Heading into 1949 season, Michigan was the two-time defending national champion and was riding a Yost-like 23-game winning streak.  First in their way in the quest for the third championship in a row was Michigan State College who were still a few years away from admission to the conference.

This won’t shock anyone in Ann Arbor, but before that game played 62 years ago this Saturday, a group of MSC fans came to town ready to stir things up.

They had mixed results.

One group succeeded in sneaking into Michigan Stadium and used white paint to insert the initials ‘MSC’ in six-foot block letters at midfield.  They took the rest of the paint to deface the press box windows and give other parts of the stadium a white wash.

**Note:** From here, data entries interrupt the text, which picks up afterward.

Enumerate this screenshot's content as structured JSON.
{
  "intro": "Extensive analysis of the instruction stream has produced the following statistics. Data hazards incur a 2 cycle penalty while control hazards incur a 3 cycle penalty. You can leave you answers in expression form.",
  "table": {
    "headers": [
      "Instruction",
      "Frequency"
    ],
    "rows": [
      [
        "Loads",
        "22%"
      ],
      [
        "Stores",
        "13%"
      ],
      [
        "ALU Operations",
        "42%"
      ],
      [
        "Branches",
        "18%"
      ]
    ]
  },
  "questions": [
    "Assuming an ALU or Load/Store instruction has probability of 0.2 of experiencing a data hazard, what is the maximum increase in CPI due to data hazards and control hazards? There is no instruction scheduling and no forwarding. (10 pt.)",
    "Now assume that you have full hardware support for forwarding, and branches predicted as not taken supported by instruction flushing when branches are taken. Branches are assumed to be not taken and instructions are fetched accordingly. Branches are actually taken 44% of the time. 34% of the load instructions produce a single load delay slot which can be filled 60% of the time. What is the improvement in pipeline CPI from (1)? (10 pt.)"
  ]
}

Another group, apparently a crew of sixteen future leaders of men, set out to deliver a more complex prank.

EEarchThey actually carefully designed and built a structure that would seal off the iconic Engineering Arch on campus (left).  They constructed a wooden frame and created 60 cement blocks that when pieced together, would shut down the Arch.

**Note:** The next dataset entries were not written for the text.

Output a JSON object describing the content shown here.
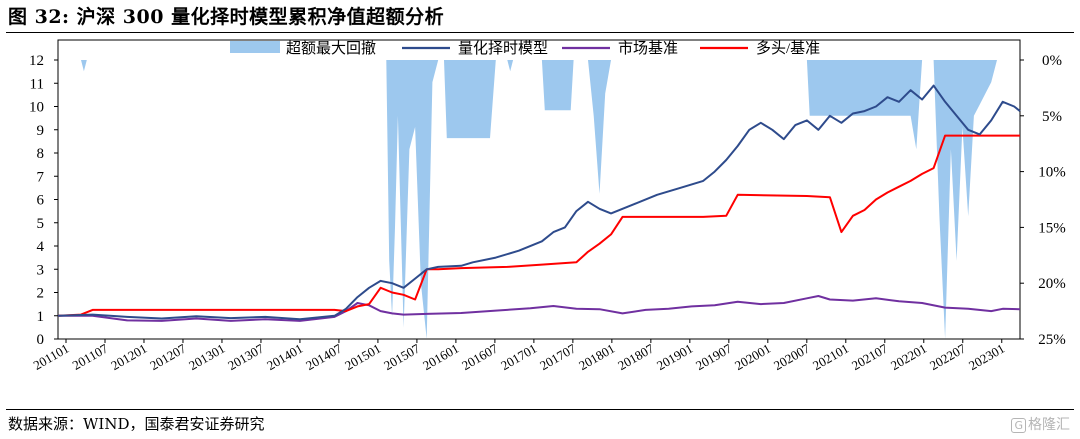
{
  "header": {
    "title": "图 32:  沪深 300 量化择时模型累积净值超额分析"
  },
  "footer": {
    "source": "数据来源：WIND，国泰君安证券研究",
    "watermark_text": "格隆汇",
    "watermark_icon": "gelonghui-logo-icon"
  },
  "chart_data": {
    "type": "line",
    "title": "",
    "x_tick_labels": [
      "201101",
      "201107",
      "201201",
      "201207",
      "201301",
      "201307",
      "201401",
      "201407",
      "201501",
      "201507",
      "201601",
      "201607",
      "201701",
      "201707",
      "201801",
      "201807",
      "201901",
      "201907",
      "202001",
      "202007",
      "202101",
      "202107",
      "202201",
      "202207",
      "202301"
    ],
    "left_axis": {
      "ticks": [
        0,
        1,
        2,
        3,
        4,
        5,
        6,
        7,
        8,
        9,
        10,
        11,
        12
      ],
      "ylim": [
        0,
        12
      ]
    },
    "right_axis": {
      "ticks": [
        "0%",
        "5%",
        "10%",
        "15%",
        "20%",
        "25%"
      ],
      "ylim_percent": [
        0,
        25
      ],
      "inverted": true
    },
    "legend": {
      "placement": "top-center",
      "items": [
        {
          "label": "超额最大回撤",
          "kind": "area",
          "color": "#9DC8EE"
        },
        {
          "label": "量化择时模型",
          "kind": "line",
          "color": "#2E4B8C"
        },
        {
          "label": "市场基准",
          "kind": "line",
          "color": "#7030A0"
        },
        {
          "label": "多头/基准",
          "kind": "line",
          "color": "#FF0000"
        }
      ]
    },
    "series": [
      {
        "name": "量化择时模型",
        "color": "#2E4B8C",
        "axis": "left",
        "points": [
          [
            0,
            1.0
          ],
          [
            6,
            1.05
          ],
          [
            12,
            0.95
          ],
          [
            18,
            0.88
          ],
          [
            24,
            0.98
          ],
          [
            30,
            0.9
          ],
          [
            36,
            0.95
          ],
          [
            42,
            0.85
          ],
          [
            48,
            1.0
          ],
          [
            50,
            1.3
          ],
          [
            52,
            1.8
          ],
          [
            54,
            2.2
          ],
          [
            56,
            2.5
          ],
          [
            58,
            2.4
          ],
          [
            60,
            2.2
          ],
          [
            62,
            2.6
          ],
          [
            64,
            3.0
          ],
          [
            66,
            3.1
          ],
          [
            70,
            3.15
          ],
          [
            72,
            3.3
          ],
          [
            76,
            3.5
          ],
          [
            80,
            3.8
          ],
          [
            84,
            4.2
          ],
          [
            86,
            4.6
          ],
          [
            88,
            4.8
          ],
          [
            90,
            5.5
          ],
          [
            92,
            5.9
          ],
          [
            94,
            5.6
          ],
          [
            96,
            5.4
          ],
          [
            98,
            5.6
          ],
          [
            100,
            5.8
          ],
          [
            104,
            6.2
          ],
          [
            108,
            6.5
          ],
          [
            112,
            6.8
          ],
          [
            114,
            7.2
          ],
          [
            116,
            7.7
          ],
          [
            118,
            8.3
          ],
          [
            120,
            9.0
          ],
          [
            122,
            9.3
          ],
          [
            124,
            9.0
          ],
          [
            126,
            8.6
          ],
          [
            128,
            9.2
          ],
          [
            130,
            9.4
          ],
          [
            132,
            9.0
          ],
          [
            134,
            9.6
          ],
          [
            136,
            9.3
          ],
          [
            138,
            9.7
          ],
          [
            140,
            9.8
          ],
          [
            142,
            10.0
          ],
          [
            144,
            10.4
          ],
          [
            146,
            10.2
          ],
          [
            148,
            10.7
          ],
          [
            150,
            10.3
          ],
          [
            152,
            10.9
          ],
          [
            154,
            10.2
          ],
          [
            156,
            9.6
          ],
          [
            158,
            9.0
          ],
          [
            160,
            8.8
          ],
          [
            162,
            9.4
          ],
          [
            164,
            10.2
          ],
          [
            166,
            10.0
          ],
          [
            167,
            9.8
          ]
        ]
      },
      {
        "name": "市场基准",
        "color": "#7030A0",
        "axis": "left",
        "points": [
          [
            0,
            1.0
          ],
          [
            6,
            1.0
          ],
          [
            12,
            0.8
          ],
          [
            18,
            0.78
          ],
          [
            24,
            0.88
          ],
          [
            30,
            0.78
          ],
          [
            36,
            0.85
          ],
          [
            42,
            0.78
          ],
          [
            48,
            0.95
          ],
          [
            50,
            1.2
          ],
          [
            52,
            1.55
          ],
          [
            54,
            1.45
          ],
          [
            56,
            1.2
          ],
          [
            58,
            1.1
          ],
          [
            60,
            1.05
          ],
          [
            64,
            1.08
          ],
          [
            70,
            1.12
          ],
          [
            76,
            1.22
          ],
          [
            82,
            1.32
          ],
          [
            86,
            1.42
          ],
          [
            90,
            1.3
          ],
          [
            94,
            1.28
          ],
          [
            98,
            1.1
          ],
          [
            102,
            1.25
          ],
          [
            106,
            1.3
          ],
          [
            110,
            1.4
          ],
          [
            114,
            1.45
          ],
          [
            118,
            1.6
          ],
          [
            122,
            1.5
          ],
          [
            126,
            1.55
          ],
          [
            130,
            1.75
          ],
          [
            132,
            1.85
          ],
          [
            134,
            1.7
          ],
          [
            138,
            1.65
          ],
          [
            142,
            1.75
          ],
          [
            146,
            1.62
          ],
          [
            150,
            1.55
          ],
          [
            154,
            1.35
          ],
          [
            158,
            1.3
          ],
          [
            162,
            1.2
          ],
          [
            164,
            1.3
          ],
          [
            167,
            1.28
          ]
        ]
      },
      {
        "name": "多头/基准",
        "color": "#FF0000",
        "axis": "left",
        "points": [
          [
            0,
            1.0
          ],
          [
            4,
            1.05
          ],
          [
            6,
            1.25
          ],
          [
            48,
            1.25
          ],
          [
            50,
            1.2
          ],
          [
            52,
            1.4
          ],
          [
            54,
            1.5
          ],
          [
            56,
            2.2
          ],
          [
            58,
            2.0
          ],
          [
            60,
            1.9
          ],
          [
            62,
            1.7
          ],
          [
            64,
            3.0
          ],
          [
            66,
            3.0
          ],
          [
            70,
            3.05
          ],
          [
            78,
            3.1
          ],
          [
            84,
            3.2
          ],
          [
            90,
            3.3
          ],
          [
            92,
            3.75
          ],
          [
            94,
            4.1
          ],
          [
            96,
            4.5
          ],
          [
            98,
            5.25
          ],
          [
            112,
            5.25
          ],
          [
            116,
            5.3
          ],
          [
            118,
            6.2
          ],
          [
            130,
            6.15
          ],
          [
            134,
            6.1
          ],
          [
            136,
            4.6
          ],
          [
            138,
            5.3
          ],
          [
            140,
            5.55
          ],
          [
            142,
            6.0
          ],
          [
            144,
            6.3
          ],
          [
            146,
            6.55
          ],
          [
            148,
            6.8
          ],
          [
            150,
            7.1
          ],
          [
            152,
            7.35
          ],
          [
            154,
            8.75
          ],
          [
            167,
            8.75
          ]
        ]
      },
      {
        "name": "超额最大回撤",
        "color": "#9DC8EE",
        "axis": "right",
        "kind": "area",
        "drawdown_percent": [
          [
            0,
            0
          ],
          [
            4,
            0
          ],
          [
            4.5,
            1
          ],
          [
            5,
            0
          ],
          [
            57,
            0
          ],
          [
            57.5,
            18
          ],
          [
            58,
            23
          ],
          [
            58.5,
            15
          ],
          [
            59,
            5
          ],
          [
            60,
            24
          ],
          [
            61,
            8
          ],
          [
            62,
            6
          ],
          [
            63,
            20
          ],
          [
            64,
            25
          ],
          [
            65,
            2
          ],
          [
            66,
            0
          ],
          [
            67,
            0
          ],
          [
            67.5,
            7
          ],
          [
            75,
            7
          ],
          [
            76,
            0
          ],
          [
            78,
            0
          ],
          [
            78.5,
            1
          ],
          [
            79,
            0
          ],
          [
            84,
            0
          ],
          [
            84.5,
            4.5
          ],
          [
            89,
            4.5
          ],
          [
            89.5,
            0
          ],
          [
            92,
            0
          ],
          [
            93,
            5
          ],
          [
            94,
            12
          ],
          [
            95,
            3
          ],
          [
            96,
            0
          ],
          [
            98,
            0
          ],
          [
            100,
            0
          ],
          [
            130,
            0
          ],
          [
            130.5,
            5
          ],
          [
            148,
            5
          ],
          [
            149,
            8
          ],
          [
            150,
            0
          ],
          [
            152,
            0
          ],
          [
            153,
            14
          ],
          [
            154,
            25
          ],
          [
            155,
            8
          ],
          [
            156,
            18
          ],
          [
            157,
            6
          ],
          [
            158,
            14
          ],
          [
            159,
            5
          ],
          [
            160,
            4
          ],
          [
            161,
            3
          ],
          [
            162,
            2
          ],
          [
            163,
            0
          ],
          [
            167,
            0
          ]
        ]
      }
    ],
    "grid": false
  }
}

They actually rehearsed the prank and, according to reports, apparently could complete the stunt within seven minutes.  But shockingly, they clearly underestimated one key aspect of the plan—the idea that a group of cars containing piles of inebriated, out-of-town students, alongside giant pieces of a wooden frame and 60 cement blocks just might set off a bit of suspicion from the local authorities.

Sure enough, the 16 Spartans were foiled before anything even started.  According to the AP, “Blocks, frames and boys were packed off home.”

Once they actually played the game, coach Bennie Oosterbaan’s Wolverines, led by All-American Alvin “Moose” Wistert, prevailed 7-3 thanks to a Chuck Ortmann TD pass.